This conversation has gotten pretty sprawling; time to reel it in with
What do you think of this for an API that meets in the middle?
This example implementation only concerns itself with the points under
debate right now; obviously it's completely unusable in general. But
1. it supports English logs
2. it doesn't require you to specify a formatting if you want to just
log a bunch of data
3. it makes it easy to specify a system (both manually and based on
the module your code is in)
First off, thanks again for taking the time to correspond about this, I'm very happy for this conversation to be attracting attention and making progress :).
Moving right along...
This code is relying on the semantics of the existing log.msg() call (which are bad, for the reasons I enumerated in the start of this thread), right down to the dependence on %-formatting. The main thing I'm interested in at the moment is actually fixing those semantics to be more useful; the specific thing we're talking about here, persistent log identifiers, is interesting to me at the moment mostly as it relates to that.
I realize you might just be relying on it for familiarity, you might not have had time to read the whole new thing, so I'm not trying to tear down your idea based on that alone :).
But Wilfredo already implemented a thing which addresses the namespacing-of-log-messaages issue, and it does about 2/3 of what your proposal already does (except it has, like, tests and stuff). Right down to the _getframe() hack (although <http://trac.calendarserver.org/browser/CalendarServer/trunk/twext/python/log.py#L312
> uses inspect.currentframe() which has a public-sounding name at least :)). As I mentioned in my immediately-previous reply, the logger's 'namespace' does not need to be the same as your module name, so it can be a "more persistent" identifier if you have one.
More significantly, you're actually going to the trouble of constructing a format string. This produces output in an ad-hoc format: '='-separated str()s of your log keys (although only the ones you pass directly in your message; those annotating or augmenting the message at subsequent points by other publishers / observers are ignored), which you are presumably relying upon being smooshed into a plain-text log file, right along side many other messages which do not fit this format. Presumably this could lead to issues like traceback lines with '=' assignments in them showing up in whatever kind of ad-hoc log-analysis you want to do later, and ambiguous unparseable results if any fields in the log message have a '=' and a space in their repr.
Let's not make it the responsibility of the emitter, or the format string, to get those values into a text log file that can be scanned with a regex (albeit in the case of your proposal, a much-simplified regex). Let's push that responsibility down into the log observer, and actually save it as structured data and *parse* it later.
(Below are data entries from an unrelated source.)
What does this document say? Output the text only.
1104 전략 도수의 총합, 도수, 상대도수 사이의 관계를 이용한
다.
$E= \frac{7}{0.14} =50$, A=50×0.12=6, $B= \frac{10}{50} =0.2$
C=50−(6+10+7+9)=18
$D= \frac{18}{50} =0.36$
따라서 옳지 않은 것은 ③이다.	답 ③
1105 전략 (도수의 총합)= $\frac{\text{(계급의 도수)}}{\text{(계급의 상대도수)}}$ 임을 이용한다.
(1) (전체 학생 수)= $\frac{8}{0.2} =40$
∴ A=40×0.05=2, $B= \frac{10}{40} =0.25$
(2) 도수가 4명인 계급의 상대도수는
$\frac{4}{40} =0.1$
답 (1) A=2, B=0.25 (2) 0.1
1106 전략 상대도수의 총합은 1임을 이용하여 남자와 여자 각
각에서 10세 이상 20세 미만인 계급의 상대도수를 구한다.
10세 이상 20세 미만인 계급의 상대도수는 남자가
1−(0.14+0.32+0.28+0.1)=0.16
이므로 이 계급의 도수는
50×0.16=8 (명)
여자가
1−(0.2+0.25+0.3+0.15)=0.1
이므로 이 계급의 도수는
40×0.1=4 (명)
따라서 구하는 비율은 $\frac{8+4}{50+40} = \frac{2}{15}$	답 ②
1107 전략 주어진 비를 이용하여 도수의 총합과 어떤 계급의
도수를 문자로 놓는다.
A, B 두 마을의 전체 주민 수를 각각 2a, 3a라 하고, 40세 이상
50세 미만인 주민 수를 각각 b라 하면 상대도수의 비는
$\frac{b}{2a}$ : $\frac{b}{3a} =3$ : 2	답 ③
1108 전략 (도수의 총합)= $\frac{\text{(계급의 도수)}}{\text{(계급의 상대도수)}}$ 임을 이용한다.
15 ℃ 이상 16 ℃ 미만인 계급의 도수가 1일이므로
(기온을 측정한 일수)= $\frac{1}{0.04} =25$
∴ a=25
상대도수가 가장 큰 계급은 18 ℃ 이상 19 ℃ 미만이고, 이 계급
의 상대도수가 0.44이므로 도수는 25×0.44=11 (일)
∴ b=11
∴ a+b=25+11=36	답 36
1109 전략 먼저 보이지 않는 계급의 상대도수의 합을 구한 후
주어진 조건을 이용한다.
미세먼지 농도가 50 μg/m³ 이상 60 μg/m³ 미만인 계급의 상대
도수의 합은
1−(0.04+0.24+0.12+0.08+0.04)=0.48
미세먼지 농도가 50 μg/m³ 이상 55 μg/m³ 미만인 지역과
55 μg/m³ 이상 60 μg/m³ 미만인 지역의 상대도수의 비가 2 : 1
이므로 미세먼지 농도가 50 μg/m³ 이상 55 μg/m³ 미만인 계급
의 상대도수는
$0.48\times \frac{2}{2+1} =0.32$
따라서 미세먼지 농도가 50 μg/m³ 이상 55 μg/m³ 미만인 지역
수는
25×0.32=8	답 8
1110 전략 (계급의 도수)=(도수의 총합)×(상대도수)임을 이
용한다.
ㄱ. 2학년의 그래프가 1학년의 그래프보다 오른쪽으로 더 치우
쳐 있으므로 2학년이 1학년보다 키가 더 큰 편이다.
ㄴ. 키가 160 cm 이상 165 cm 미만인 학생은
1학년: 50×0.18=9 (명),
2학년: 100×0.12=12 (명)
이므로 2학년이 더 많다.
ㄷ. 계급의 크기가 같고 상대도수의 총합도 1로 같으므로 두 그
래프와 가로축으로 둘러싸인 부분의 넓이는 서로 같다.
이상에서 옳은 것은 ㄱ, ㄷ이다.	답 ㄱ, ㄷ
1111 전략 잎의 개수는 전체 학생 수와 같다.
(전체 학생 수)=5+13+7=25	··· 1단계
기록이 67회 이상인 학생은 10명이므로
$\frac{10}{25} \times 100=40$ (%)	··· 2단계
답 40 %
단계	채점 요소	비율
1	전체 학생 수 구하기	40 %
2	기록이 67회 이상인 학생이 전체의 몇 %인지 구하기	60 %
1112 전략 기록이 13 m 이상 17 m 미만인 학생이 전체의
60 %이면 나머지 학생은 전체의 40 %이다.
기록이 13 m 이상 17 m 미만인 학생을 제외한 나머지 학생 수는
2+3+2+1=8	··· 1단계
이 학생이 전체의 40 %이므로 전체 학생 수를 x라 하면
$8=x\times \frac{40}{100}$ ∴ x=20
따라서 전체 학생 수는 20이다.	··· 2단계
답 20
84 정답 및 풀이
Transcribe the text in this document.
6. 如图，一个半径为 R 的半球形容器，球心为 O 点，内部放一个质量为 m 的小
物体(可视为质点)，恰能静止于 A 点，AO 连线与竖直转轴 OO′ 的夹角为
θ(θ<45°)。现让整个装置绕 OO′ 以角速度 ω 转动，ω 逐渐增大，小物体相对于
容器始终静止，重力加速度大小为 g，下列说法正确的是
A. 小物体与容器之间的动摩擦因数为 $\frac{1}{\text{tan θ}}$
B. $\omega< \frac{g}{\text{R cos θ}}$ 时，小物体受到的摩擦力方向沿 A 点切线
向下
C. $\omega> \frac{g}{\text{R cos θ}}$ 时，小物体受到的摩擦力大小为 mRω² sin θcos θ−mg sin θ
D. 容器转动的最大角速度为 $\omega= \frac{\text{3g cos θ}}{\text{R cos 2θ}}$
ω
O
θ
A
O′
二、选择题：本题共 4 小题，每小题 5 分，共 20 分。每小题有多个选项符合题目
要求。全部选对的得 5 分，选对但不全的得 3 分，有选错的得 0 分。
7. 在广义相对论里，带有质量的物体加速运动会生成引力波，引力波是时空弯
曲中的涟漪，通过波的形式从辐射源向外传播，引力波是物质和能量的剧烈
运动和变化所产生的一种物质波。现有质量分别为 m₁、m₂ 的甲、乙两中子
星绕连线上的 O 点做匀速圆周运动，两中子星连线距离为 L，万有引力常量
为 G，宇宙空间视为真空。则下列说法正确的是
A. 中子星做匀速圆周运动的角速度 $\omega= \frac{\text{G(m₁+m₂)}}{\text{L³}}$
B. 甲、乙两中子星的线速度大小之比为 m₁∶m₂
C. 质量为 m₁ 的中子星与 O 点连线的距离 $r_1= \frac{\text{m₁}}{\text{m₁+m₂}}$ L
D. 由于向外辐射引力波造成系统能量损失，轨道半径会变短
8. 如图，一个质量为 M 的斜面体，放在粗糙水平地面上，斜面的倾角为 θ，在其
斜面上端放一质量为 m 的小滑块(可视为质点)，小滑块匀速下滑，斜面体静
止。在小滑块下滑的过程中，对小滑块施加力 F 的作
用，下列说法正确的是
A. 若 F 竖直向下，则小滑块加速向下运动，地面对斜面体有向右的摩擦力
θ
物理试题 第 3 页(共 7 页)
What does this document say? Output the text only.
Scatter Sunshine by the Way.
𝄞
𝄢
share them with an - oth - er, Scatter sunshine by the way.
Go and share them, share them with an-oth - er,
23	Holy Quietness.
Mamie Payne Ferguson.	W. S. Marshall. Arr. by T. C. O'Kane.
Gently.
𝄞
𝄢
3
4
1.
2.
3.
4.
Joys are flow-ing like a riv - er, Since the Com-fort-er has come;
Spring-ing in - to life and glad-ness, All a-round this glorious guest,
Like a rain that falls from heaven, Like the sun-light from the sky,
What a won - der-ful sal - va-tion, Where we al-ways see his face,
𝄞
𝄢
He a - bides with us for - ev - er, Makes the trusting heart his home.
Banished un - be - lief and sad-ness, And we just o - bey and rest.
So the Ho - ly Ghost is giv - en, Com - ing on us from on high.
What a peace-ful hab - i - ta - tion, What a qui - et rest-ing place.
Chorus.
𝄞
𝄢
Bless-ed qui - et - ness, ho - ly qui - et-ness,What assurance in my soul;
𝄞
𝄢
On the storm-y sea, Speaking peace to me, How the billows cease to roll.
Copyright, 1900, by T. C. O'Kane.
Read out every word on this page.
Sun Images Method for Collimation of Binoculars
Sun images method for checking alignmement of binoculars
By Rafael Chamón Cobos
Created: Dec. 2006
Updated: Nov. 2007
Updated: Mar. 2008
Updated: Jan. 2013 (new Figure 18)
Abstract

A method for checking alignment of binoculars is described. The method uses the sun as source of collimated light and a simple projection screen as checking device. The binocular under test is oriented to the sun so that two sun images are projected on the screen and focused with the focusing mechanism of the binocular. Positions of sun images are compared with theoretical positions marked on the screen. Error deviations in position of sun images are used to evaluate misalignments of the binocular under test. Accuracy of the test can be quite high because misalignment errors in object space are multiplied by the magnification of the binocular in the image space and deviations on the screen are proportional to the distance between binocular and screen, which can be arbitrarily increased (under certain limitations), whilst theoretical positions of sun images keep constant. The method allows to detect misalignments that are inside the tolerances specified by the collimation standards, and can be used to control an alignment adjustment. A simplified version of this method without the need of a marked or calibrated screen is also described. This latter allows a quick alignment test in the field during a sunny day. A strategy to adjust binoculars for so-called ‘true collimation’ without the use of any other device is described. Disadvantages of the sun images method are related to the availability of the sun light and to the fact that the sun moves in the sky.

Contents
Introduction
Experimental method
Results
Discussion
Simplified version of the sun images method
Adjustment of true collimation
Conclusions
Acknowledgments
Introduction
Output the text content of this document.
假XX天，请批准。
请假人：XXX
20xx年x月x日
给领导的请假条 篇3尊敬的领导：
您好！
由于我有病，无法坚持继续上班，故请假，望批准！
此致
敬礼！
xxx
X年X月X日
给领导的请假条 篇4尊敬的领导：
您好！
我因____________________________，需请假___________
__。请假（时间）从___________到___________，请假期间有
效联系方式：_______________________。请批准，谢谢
As all the hip young kids will tell you, this type of data should be persisted with JSON, but we should probably have code to support multiple formats. Another advantage of serializing and parsing the logs as structured data would allow tools written to work on a "live" log observer to also analyze persistent logs in at least a similar way, if not entirely the same way.
(An object that has survived the grim ordeal of translation to and from JSON will surely be made less by the process, and can't be treated quite the same way by a log observer; but, as I'm sure you'll agree, this is probably better than the alternative of Pickle. An unpickled object will be brought fully back to life, but, in the words of the recent NIN release, it will have "came back haunted".)
Maybe we could even do a SQLite observer. Honestly I'm not sure which format is best.
Since it's also important to be able to *filter* logs, and avoid the work of formatting or serializing them at all, it would be best to push this work as far down the line as possible. The construction of the format string is itself a whole ton of string-copying, the sort of thing I'd really like to avoid. (Last I measured, dictionary operations that don't cause a reallocation - and most don't, unless you're inserting in a long loop - are cheaper than even apparently small string copies.)
In fact, it strikes me that perhaps *this* is the feature we should be talking about implementing: writing a structured log observer and parser, firming up the contract between emitters and observers so it's clear what to do with data that can't be serialized - more than exactly which fields we use to identify messages that are interesting to us.
Relatedly, we could make log analysis a first-class task; instead of assuming someone will grep the log file later, actually provide a simple log-query tool that users can plug their code into, presuming they're using a log format which is cleanly parseable. Maybe have a little web resource that serves up nicely formatted views of your logs.
I can implement the UUID thing as a completely separate ticket and we can discuss it on its own merits; meanwhile, you can happily add log IDs to everything in your applications. I'd be quite happy to table this part of the conversation for a separate ticket; I just thought it would be a nice thing that could fall out of some of the other parts of a new logging system.